Users are buying more data as they grow to trust the service:"What you see with more hot-spots is that there is more access across the day in many more locations. The new users start with small amounts, builds trust and the spend starts increasing." 95-98% access the internet using a mobile phone: "They are tied into apps on their phone. If Facebook or WhatsApp doesn't work, someone will ring us, as well as about issues with internet access.
Interesting anecdotes about user behavior include a taxi driver who uses WhatsApp to keep in touch with his clients and store holders who use the internet to communicate with suppliers. The majority of users are on either Facebook or WhatsApp and often go online to get ideas or tips:"It's great to see that impact."
"Facebook has become the go-to place and there are big groups. The Kenyan Dairy Farmers group has 20,000 members, all of whom want to know how to increase their yields, combat diseases and look after their animals better. These groups play a huge role."

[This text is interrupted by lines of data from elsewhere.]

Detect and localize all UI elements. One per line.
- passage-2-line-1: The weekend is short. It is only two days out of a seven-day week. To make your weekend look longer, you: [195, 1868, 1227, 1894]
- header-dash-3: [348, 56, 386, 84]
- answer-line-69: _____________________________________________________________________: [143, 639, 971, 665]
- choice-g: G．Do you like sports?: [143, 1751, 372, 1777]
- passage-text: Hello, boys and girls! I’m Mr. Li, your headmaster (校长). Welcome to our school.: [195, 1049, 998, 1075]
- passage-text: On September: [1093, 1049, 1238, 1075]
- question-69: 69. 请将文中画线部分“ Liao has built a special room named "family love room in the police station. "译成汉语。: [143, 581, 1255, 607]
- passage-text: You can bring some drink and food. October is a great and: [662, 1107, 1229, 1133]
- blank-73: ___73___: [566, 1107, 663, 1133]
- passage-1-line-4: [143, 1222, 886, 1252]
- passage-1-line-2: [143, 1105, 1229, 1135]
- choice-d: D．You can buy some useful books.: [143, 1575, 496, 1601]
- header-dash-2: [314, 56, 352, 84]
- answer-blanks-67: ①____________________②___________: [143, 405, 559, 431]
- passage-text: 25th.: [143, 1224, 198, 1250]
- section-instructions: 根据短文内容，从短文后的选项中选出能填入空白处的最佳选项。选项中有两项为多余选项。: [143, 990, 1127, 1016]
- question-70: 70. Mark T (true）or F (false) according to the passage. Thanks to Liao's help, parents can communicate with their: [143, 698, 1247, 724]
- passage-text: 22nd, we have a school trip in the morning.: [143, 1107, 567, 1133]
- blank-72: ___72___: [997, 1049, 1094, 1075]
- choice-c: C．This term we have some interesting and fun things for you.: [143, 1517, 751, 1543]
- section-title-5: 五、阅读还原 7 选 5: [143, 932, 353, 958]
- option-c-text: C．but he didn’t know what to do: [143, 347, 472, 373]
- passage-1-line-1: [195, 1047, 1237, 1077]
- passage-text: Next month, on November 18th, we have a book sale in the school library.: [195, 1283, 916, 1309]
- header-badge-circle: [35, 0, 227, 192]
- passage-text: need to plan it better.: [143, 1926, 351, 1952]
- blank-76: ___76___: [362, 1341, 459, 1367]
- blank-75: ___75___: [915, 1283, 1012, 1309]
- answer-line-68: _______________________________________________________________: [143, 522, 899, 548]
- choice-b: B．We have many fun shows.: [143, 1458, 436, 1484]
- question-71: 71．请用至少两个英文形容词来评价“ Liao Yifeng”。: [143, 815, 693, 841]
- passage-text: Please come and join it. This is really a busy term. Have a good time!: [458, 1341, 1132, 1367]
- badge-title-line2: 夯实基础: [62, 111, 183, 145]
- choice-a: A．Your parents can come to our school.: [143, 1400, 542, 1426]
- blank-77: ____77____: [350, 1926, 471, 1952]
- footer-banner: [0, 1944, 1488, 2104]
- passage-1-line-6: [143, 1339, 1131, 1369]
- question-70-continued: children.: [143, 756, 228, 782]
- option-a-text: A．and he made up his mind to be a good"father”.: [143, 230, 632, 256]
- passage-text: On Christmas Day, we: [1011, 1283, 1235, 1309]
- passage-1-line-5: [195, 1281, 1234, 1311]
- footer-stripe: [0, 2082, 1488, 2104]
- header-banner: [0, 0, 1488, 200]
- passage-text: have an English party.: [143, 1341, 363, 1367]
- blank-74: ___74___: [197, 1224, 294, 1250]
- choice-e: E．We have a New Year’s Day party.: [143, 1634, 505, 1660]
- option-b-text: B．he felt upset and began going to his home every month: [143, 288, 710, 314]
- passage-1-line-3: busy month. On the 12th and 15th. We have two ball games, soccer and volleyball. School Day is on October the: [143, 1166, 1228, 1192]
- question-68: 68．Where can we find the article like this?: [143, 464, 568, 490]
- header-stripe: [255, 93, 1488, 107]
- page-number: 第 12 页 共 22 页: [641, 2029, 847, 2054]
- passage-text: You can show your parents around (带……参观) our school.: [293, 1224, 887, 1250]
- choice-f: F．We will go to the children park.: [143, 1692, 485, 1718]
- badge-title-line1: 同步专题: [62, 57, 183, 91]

And what about heavier data users?:"One of the things we see happening is when there are events - like the two elections and the recent Raila swearing-in - lots of people are spending lots of time on real-time information. People really want to be connected. Twitter is big from an information perspective. They also use a lot of the local media sites."
"At the top-end they are also much heavier into video watching. They download from You Tube and watch at home. This includes informational and educational content and entertainment content like music and movies. They both want to keep up with the global entertainment world and the thriving local music scene. These days artists get their name known through You Tube.
Over the next 12-18 months, Surf has ambitious expansion plans:"We're looking to expand reach further in Kenya. We want more locations where users are and would like to double or triple the locations."
"We're also expanding the business model with the advertising/free data offer and we want to get the platforms right for this, especially for asking users questions."
But there are also plans to expand to another country:"We want to start replicating the business in the second half of this year. It will definitely be in either East Africa or Southern Africa."